SAN SEVERINO MARCHE – In una mattinata carica di commozione e significato, la comunità scolastica dell’Istituto Tecnico Tecnologico Statale “Eustachio Divini” di San Severino Marche si è riunita per onorare la memoria dell’ingegner Riccardo Donati, storico docente di fisica dell’istituto, con l’intitolazione del nuovo laboratorio di specializzazione.
Scomparso nel 2018 all’età di 64 anni, il professor Donati ha lasciato un segno indelebile non solo nelle aule del “Divini”, ma in tutto il territorio maceratese. La cerimonia ha visto la partecipazione dei familiari, di numerosi ex colleghi e studenti, a testimonianza di un legame che il tempo non ha scalfito.

Oltre alla sua autorevolezza scientifica, il professor Donati è stato ricordato per il suo straordinario profilo umano. Originario di Caldarola, dove ha ricoperto anche il ruolo di consigliere comunale e presidente dell’Unione Sportiva locale, l’ingegner Donati è stato un pilastro del volontariato e del sociale, noto per la sua instancabile disponibilità verso la comunità.

Alla cerimonia sono intervenuti il dirigente scolastico dell’Itts “Divini”, professor Sandro Luciani, il sindaco della Città di San Severino Marche, Rosa Piermattei, il sindaco di Caldarola, Giuseppe Fabbroni, e padre Luciano Genga, parroco di San Lorenzo in Doliolo e guardiano del santuario di San Pacifico che ha officiato un momento di benedizione.
Il nuovo laboratorio di fisica all’interno della nuova sede dell’istituto recentemente ricostruita e inaugurata come polo d’eccellenza tecnologica post-sisma, rappresenta oggi il luogo ideale per perpetuare l’insegnamento di Donati. Non si tratta solo di uno spazio tecnico all’avanguardia ma di un’aula viva dove il rigore della scienza si sposa con la gentilezza e la capacità di ascolto che hanno contraddistinto il docente.
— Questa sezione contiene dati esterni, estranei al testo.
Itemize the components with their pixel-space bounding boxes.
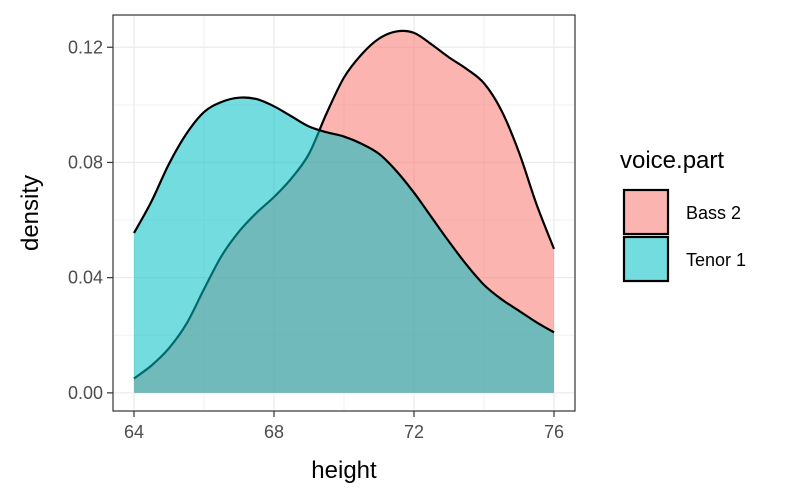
x-tick-label: 76 [544,422,564,442]
y-axis-title: density [17,175,44,251]
legend-items: Bass 2 Tenor 1 [622,188,746,283]
x-tick-label: 68 [264,422,284,442]
x-axis-title: height [311,457,377,484]
density-areas [133,29,556,393]
legend-label-bass-2: Bass 2 [686,203,741,223]
y-tick-label: 0.12 [68,37,103,57]
density-area-tenor-1 [134,97,554,393]
y-tick-label: 0.00 [68,383,103,403]
y-tick-label: 0.04 [68,268,103,288]
legend-key-bass-2 [622,188,670,236]
legend-key-tenor-1 [622,235,670,283]
y-tick-label: 0.08 [68,152,103,172]
legend-title: voice.part [620,147,724,174]
density-line-tenor-1 [133,96,555,334]
x-tick-label: 72 [404,422,424,442]
x-axis: 64 68 72 76 [124,411,564,442]
y-axis: 0.00 0.04 0.08 0.12 [68,37,113,403]
plot-panel-border [112,14,576,412]
legend-label-tenor-1: Tenor 1 [686,250,746,270]
x-tick-label: 64 [124,422,144,442]
legend: voice.part Bass 2 Tenor 1 [620,147,746,283]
“Donati non era solo un professore preparato, ma un uomo capace di guidare con l’esempio – ha ricordato il dirigente Luciani, per poi sottolineare – Dedicargli questo laboratorio significa garantire che la sua passione per la fisica e il suo amore per i giovani continuino a ispirare le future generazioni di studenti”.
La mattinata si è conclusa con lo svelamento della targa commemorativa tra l’abbraccio ideale di una città che non dimentica e non dimenticherà mai i suoi maestri.